Подбор актеров уже красноречив. В основном европейцы играют персонажей положительных, помощников Сельмы: главную роль — исландка Бьорк, ее лучшую подругу Кэти — француженка Катрин Денев, влюбленного в нее шофера грузовика — швед Петер Стурмар, любящего сына Джин — шведский мальчик Владица Костич, доброго глазного врача — немец Удо Кир, лояльного (хотя бы временами) менеджера на заводе — француз Жан-Марк Барр. Напротив, роли губителей героини исполняют сплошь американцы: отчаявшегося полицейского — Дэвид Морс, его глуповатую жену — Кара Сеймур, поневоле подводящих Сельму танцора Олдрича Новы и ее хореографа Сэмуэля — звезда мюзикла Джоэл Грей и Винсент Патерсон.

За исключением этого правила, в котором тоже есть исключения (сердобольную тюремщицу играет американка Сьобан Фэллон, а беспощадного прокурора — словенец Зелко Иванек), ничего антиамериканского в фильме нет. Америка выбрана столь же волюнтаристски, как родина главной героини. Когда фон Триера спросили на пресс-конференции в Каннах, почему ее зовут Сельма — имя-то не чешское! — он, ничуть не смущаясь, ответил: «Разве? А я был уверен, что чешское». На самом деле этимология имени проста — одну из дочерей режиссера зовут Сельмой. Так же и Америка не узнается в деталях, за исключением звездно-полосатого флага у дома полицейского — как театральная декорация, он напоминает зрителю, где тот находится. Точно ту же функцию выполняет флаг в «Догвилле».

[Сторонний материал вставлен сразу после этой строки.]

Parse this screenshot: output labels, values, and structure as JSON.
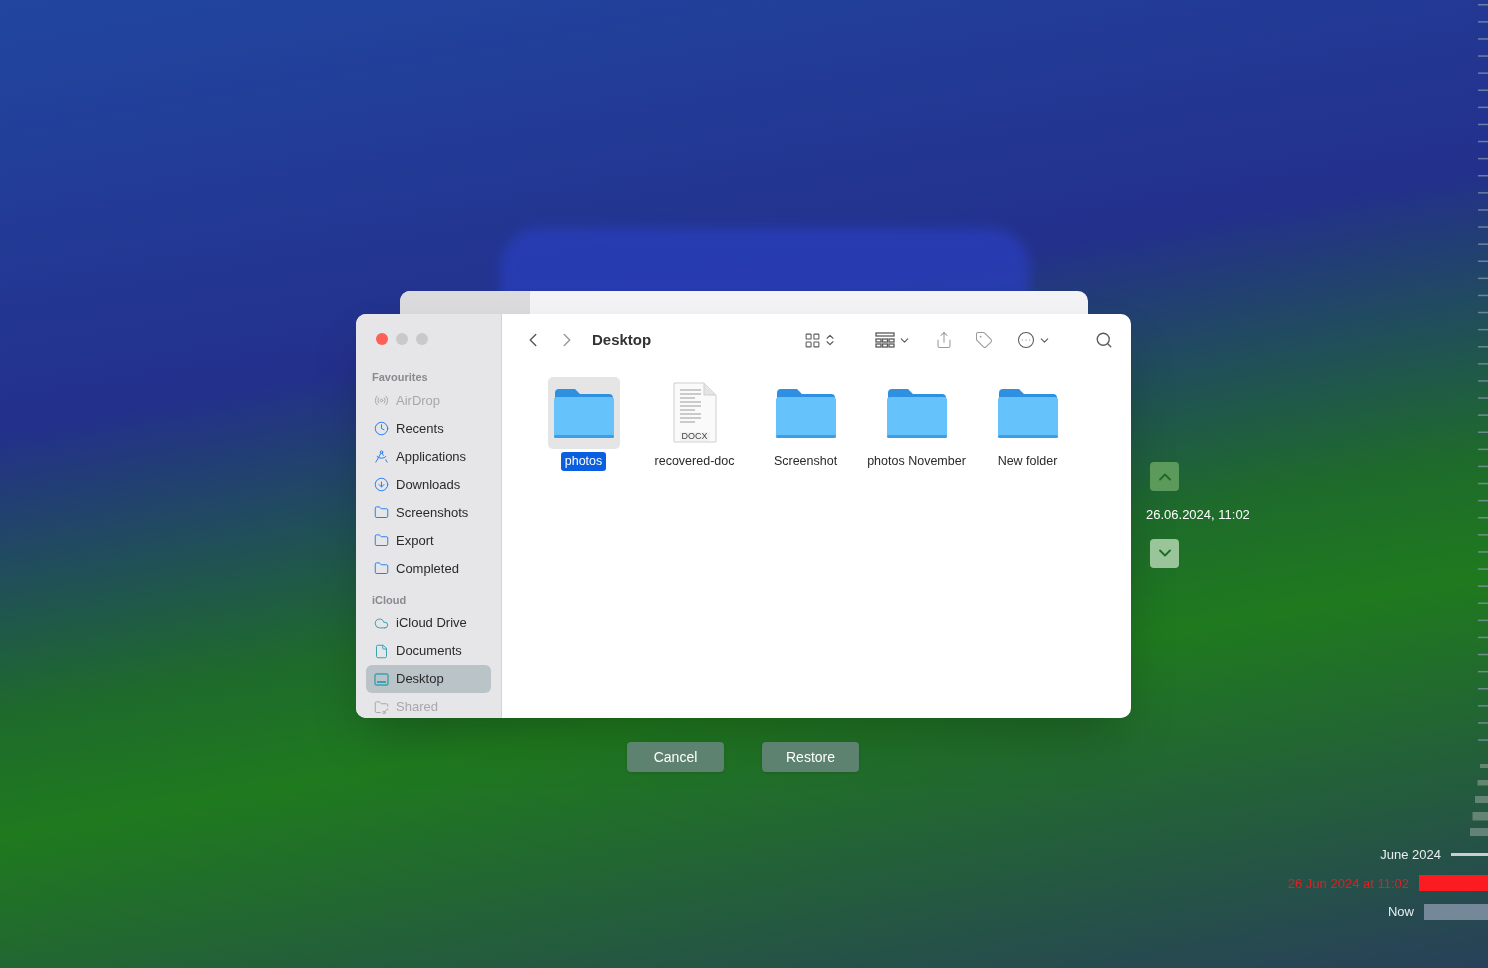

И все же выбор Америки в качестве места действия не случаен. Рассказывая о судьбе очень маленького человека (фабричная работница, иммигрантка, мать-одиночка, да еще и слепнущая — кто может быть мёльче?) в очень большой и могущественной стране, фон Триер просто не мог перенести действие картины в Данию, Германию или даже Великобританию. Чувство безнадежности и беспомощности перед лицом правосудия чужой страны рождается из географического отдаления: ведь между героиней и ее покинутой родиной находится огромный океан. Америка в представлении фон Триера — воплощение системного массового мышления. Отсюда огромные заводы, где каждый работает одинаково быстро и хорошо (и слепому инвалиду там не место), отсюда судебный процесс, на котором убийца полицейского априори не может быть оправдан (даже если он — женщина и слепой инвалид в придачу). Нарушая общепринятые законы — откладывая деньги, на которые полагается жить, не покупая сыну на день рождения велосипед, скрывая слепоту, — Сельма обрекает себя на гибель. Стоит ей высказать свое мнение о «бывшей» и «новой» родине на заводе, как невинные слова превращаются в роковое свидетельство на судебном процессе — «она хвалила коммунизм». Но Америка отнюдь не представляется Сельме империей зла. Напротив, именно в этой стране она получает возможность вылечить болезнь глаз единственного сына (то есть осуществить то, ради чего покинула родину). Кроме того, в Америке производят лучшие на свете мюзиклы. Когда эти слова звучат на суде, они вызывают у аудитории смех — им невдомек, что для Сельмы глупые комедии с песнями и плясками могут служить полноценным оправданием многих мучений и бед.

 Для фон Триера не Голливуд, а вся Америка — полноценная фабрика грез. Только на этой почве может Сельма мечтать о мюзиклах, в которых она исполнит главную роль, и даже едва не сыграет на сцене в «Звуках музыки». Сохранив детские и юношеские воспоминания об американском кино, фон Триер воспроизводит их в «Танцующей в темноте», и все эмоциональные противоречия картины объясняются парадоксальными «взаимоотношениями» голливудских жанров. Гипертрофированная жестокость триллеров и детективов выливается в почти невыносимую сцену убийства Сельмой полицейского Билла. Суровое социальное кино дает о себе знать в эпизодах на заводе. Поиски справедливости судебных драм чуть пародийно поданы в сцене суда, а мрачная атмосфера тюремного кино — в заключительной части фильма. И если все это дисгармонирует со счастливыми и снятыми в иной стилистике (с использованием ста неподвижных камер вместо одной подвижной) танцевально-вокальными номерами из мира мюзикла, то не меньшую дисгармонию рождает тривиальное сравнение любого жанрового фильма со всеми хрестоматийными мюзиклами Голливуда. Мюзиклы стоят особняком, потому их и выбирает оригинал фон Триер.